Normally, you'd think LaSalle would play their home lacrosse matches at Sutton Field, but no. For reasons known only to the school, the Cadets are using Watervliet High as a temporary home field.
CBS Sports president Sean McManus, son of the late broadcaster, Jim McKay, gets the Weasel of the Week award this week for unceremoniously removing former Giants quarterback Phil Simms as CBS' #1 NFL color analyst, replaced by newly retired Dallas QB Tony Romo. The Cowboys, apparently, couldn't convince anyone else to make a trade for Romo, which likely would've involved draft picks, as Romo became expendable last season due to the emergence of Dak Prescott, who led the Cowboys to the NFC East title.

So why does Romo get the plum assignment with no broadcasting experience? Simple. CBS is looking to cut into Fox's ratings. Another ex-Cowboy, Troy Aikman, has established himself as Fox's #1 analyst, so CBS is playing monkey see, monkey do. However, they're throwing Romo to the wolves right away. Better that Romo would start in the NFL Today studio, but this is about ratings chicken, for one thing, plus the fact that CBS has the Cowboys' annual Thanksgiving Day game this year.

In addition to the Weasel ears, we'll see if we can find a copy of the writings of George Santayana for Mr. McManus.
There is still a lot of talk, and attendant flak, over the LPGA's decision to penalize Lexi Thompson four strokes for misplacing her ball on Saturday afternoon. Golf is one of the few sports, if not the only one, that allows television viewers to participate. I think tennis does, too, but I'm not entirely sure. While Thompson, 22, made up the difference and forced a playoff, which she ultimately lost, she shouldn't have had that happen 24 hours after the miscues took place. She also signed her scorecard for the 3rd round, not knowing about the mistake she made. An anonymous viewer e-mailed the LPGA with his/her findings, but Thompson has gotten support from her fellow pros----on the men's tour, including Hall of Fame icon Jack Nicklaus.

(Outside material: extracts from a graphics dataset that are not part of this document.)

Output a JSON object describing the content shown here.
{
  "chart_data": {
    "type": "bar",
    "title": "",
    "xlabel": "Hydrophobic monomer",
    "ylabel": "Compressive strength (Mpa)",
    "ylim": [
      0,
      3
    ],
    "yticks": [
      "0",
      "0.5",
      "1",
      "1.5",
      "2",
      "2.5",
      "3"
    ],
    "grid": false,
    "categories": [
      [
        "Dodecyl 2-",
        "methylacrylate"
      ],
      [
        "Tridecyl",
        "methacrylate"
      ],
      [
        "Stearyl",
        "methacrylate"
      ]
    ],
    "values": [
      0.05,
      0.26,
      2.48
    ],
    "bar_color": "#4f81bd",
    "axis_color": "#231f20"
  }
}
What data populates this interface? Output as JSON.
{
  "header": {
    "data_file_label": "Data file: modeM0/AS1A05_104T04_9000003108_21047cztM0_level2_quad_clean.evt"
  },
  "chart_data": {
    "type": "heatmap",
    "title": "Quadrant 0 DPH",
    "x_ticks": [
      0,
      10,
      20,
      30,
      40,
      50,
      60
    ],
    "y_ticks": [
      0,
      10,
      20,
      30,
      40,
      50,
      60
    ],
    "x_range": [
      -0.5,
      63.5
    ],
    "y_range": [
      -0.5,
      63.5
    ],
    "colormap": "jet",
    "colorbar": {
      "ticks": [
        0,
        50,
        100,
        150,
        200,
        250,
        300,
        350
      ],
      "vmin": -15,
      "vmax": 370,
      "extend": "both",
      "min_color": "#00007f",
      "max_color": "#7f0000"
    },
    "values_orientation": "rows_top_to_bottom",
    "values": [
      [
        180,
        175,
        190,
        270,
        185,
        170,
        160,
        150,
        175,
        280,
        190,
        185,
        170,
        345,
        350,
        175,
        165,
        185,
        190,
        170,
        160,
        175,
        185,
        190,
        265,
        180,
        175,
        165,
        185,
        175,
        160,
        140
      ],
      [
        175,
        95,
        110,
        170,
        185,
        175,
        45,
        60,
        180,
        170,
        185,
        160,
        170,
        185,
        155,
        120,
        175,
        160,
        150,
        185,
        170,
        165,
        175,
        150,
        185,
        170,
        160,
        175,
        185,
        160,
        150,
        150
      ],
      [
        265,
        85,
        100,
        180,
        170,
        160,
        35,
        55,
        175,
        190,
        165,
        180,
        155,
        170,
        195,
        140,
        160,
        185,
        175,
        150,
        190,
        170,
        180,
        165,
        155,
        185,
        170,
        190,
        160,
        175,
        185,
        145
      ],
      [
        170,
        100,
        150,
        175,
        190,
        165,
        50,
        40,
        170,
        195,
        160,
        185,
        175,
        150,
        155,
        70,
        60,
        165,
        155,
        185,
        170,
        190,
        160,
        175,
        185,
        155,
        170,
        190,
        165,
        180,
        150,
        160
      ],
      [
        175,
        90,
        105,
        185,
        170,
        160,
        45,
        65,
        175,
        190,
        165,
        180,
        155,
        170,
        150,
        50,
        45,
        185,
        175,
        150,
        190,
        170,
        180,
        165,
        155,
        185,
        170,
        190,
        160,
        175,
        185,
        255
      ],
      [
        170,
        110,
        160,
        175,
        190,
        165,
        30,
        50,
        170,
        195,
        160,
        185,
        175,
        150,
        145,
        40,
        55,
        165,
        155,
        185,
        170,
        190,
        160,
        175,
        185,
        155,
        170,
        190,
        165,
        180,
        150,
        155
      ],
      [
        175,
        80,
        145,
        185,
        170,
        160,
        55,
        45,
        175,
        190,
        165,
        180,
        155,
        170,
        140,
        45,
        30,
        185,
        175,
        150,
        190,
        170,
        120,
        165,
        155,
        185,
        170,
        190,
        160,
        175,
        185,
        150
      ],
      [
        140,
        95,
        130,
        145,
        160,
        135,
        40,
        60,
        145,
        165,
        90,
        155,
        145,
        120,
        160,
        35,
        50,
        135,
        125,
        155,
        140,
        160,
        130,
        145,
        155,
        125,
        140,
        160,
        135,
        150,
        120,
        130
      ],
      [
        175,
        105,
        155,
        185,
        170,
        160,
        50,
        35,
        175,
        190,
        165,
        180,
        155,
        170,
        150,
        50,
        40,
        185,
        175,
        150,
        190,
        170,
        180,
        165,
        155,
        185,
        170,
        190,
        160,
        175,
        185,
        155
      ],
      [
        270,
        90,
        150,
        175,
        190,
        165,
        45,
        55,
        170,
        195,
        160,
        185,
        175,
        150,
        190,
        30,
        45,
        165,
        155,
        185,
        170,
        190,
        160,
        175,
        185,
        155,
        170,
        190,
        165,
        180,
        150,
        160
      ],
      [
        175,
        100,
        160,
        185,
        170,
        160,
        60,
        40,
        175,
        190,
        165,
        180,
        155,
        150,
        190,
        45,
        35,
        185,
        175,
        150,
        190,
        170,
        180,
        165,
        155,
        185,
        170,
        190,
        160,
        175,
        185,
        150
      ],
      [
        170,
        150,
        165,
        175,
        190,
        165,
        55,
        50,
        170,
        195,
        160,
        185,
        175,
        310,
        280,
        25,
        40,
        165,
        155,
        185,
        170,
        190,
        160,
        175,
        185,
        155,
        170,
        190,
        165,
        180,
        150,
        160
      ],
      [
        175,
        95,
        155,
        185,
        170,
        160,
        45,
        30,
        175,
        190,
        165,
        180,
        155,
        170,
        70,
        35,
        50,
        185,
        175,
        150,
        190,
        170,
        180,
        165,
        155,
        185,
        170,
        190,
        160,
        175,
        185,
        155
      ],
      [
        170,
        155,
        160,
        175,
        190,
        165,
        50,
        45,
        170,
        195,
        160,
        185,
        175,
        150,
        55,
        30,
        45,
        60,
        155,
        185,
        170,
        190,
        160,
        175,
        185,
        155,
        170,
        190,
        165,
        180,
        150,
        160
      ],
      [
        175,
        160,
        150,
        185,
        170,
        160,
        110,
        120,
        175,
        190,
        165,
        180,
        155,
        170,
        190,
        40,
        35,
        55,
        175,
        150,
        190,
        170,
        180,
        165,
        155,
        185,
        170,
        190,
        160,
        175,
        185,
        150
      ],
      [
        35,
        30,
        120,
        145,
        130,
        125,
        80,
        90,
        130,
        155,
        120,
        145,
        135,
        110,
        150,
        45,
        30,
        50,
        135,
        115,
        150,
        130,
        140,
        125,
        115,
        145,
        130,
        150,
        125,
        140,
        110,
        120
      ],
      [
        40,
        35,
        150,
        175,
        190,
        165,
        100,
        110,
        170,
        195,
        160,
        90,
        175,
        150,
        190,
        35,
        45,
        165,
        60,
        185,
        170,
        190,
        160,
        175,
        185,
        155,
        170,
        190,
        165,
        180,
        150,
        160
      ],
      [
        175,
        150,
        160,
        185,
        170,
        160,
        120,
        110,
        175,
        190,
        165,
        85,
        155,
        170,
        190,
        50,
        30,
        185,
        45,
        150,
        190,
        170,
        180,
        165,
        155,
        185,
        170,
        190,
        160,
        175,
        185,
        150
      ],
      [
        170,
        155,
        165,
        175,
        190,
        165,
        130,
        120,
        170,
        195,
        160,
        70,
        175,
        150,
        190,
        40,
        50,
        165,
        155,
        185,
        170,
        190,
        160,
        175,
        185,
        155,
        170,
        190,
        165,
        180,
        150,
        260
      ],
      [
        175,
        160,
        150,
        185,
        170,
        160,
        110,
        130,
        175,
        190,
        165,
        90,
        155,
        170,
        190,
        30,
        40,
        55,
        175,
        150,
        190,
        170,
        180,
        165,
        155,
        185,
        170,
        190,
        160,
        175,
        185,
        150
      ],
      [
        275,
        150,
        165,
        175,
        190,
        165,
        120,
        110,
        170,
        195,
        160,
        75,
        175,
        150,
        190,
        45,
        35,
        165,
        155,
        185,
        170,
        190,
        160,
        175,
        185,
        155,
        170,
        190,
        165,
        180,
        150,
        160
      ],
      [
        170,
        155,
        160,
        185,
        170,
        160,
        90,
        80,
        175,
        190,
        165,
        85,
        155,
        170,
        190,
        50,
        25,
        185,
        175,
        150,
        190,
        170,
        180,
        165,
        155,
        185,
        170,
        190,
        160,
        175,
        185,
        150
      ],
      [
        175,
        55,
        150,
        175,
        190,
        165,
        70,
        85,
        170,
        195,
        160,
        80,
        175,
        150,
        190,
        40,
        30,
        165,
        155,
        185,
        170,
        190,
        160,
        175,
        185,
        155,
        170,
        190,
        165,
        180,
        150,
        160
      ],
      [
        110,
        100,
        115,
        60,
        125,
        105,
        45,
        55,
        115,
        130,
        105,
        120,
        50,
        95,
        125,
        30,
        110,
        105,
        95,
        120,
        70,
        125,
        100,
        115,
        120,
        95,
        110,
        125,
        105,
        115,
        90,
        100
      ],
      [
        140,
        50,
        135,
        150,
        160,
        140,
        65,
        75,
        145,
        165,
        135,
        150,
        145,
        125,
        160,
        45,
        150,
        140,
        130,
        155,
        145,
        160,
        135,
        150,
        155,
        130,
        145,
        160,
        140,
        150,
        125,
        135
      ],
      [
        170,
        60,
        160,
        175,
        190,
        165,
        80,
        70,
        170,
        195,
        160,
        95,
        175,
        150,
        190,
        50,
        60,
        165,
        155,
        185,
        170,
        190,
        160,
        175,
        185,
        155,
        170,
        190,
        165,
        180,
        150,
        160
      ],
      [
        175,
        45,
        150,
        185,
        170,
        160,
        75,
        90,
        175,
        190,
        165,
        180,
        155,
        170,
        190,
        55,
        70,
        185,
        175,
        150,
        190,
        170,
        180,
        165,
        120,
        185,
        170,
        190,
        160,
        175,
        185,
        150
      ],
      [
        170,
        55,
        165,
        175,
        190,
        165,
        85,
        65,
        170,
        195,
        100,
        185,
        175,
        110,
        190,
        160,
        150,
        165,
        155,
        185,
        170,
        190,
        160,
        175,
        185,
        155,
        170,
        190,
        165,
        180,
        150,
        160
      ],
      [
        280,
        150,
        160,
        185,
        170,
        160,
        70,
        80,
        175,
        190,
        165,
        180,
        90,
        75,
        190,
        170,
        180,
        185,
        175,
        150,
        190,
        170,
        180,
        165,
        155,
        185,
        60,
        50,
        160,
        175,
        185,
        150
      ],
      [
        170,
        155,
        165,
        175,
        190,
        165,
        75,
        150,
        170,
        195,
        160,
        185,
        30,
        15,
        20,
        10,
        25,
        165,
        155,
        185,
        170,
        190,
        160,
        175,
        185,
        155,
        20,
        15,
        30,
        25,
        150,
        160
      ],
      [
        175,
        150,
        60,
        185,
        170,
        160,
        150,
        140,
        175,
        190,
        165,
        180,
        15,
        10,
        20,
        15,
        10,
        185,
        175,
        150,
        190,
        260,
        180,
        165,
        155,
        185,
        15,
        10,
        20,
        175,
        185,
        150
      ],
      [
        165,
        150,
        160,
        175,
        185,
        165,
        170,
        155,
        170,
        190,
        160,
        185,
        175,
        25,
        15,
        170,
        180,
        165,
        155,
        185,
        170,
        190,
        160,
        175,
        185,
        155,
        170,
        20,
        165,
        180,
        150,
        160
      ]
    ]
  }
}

Nicklaus, quoted by Doug Ferguson of the Associated Press on Thursday, believes that once your scorecard is signed and turned over to a tournament official, that's it. Turning golf into an interactive television event is meant to boost ratings and inform Joe & Jane Sixpack about the game, not turn them into remote nannies who nitpick and unwittingly create situations such as what befell Thompson at the ANA Inspiration, the first LPGA major tournament, fornerly known as the Nabisco-Dinah Shore Classic, of the season.

Another former Masters champion, Phil Mickelson, was quoted as saying the LPGA should consider awarding Thompson the trophy after all, but what purpose would that serve? "Lefty" got that one wrong. What's done is done. End of story.
Finally, we're also handing out a set of Weasel ears to Dan LeBatard, and this has nothing to do with his ESPN comedy-talk show, Highly Questionable, which we'll review another time. No, in this case, LeBatard gets the ears for straying too far off course in the course of an interview with newly-minted WWE Hall of Famer and yoga guru Diamond Dallas Page. LeBatard pressed Page on a reported tiff with former WCW rival Scott Steiner. Page went off on LeBatard, and was cut off after dropping an F-bomb on the air. Page was justified, if but because he'd told LeBatard repeatedly he didn't want to address that issue (an interview with the more volatile Steiner would've ended worse), but was ignored. You'd expect this from some C-list Howard Stern wanna-be, not a veteran journalist like LeBatard, who I believe is also still a newspaper columnist (Miami Herald), but should know better.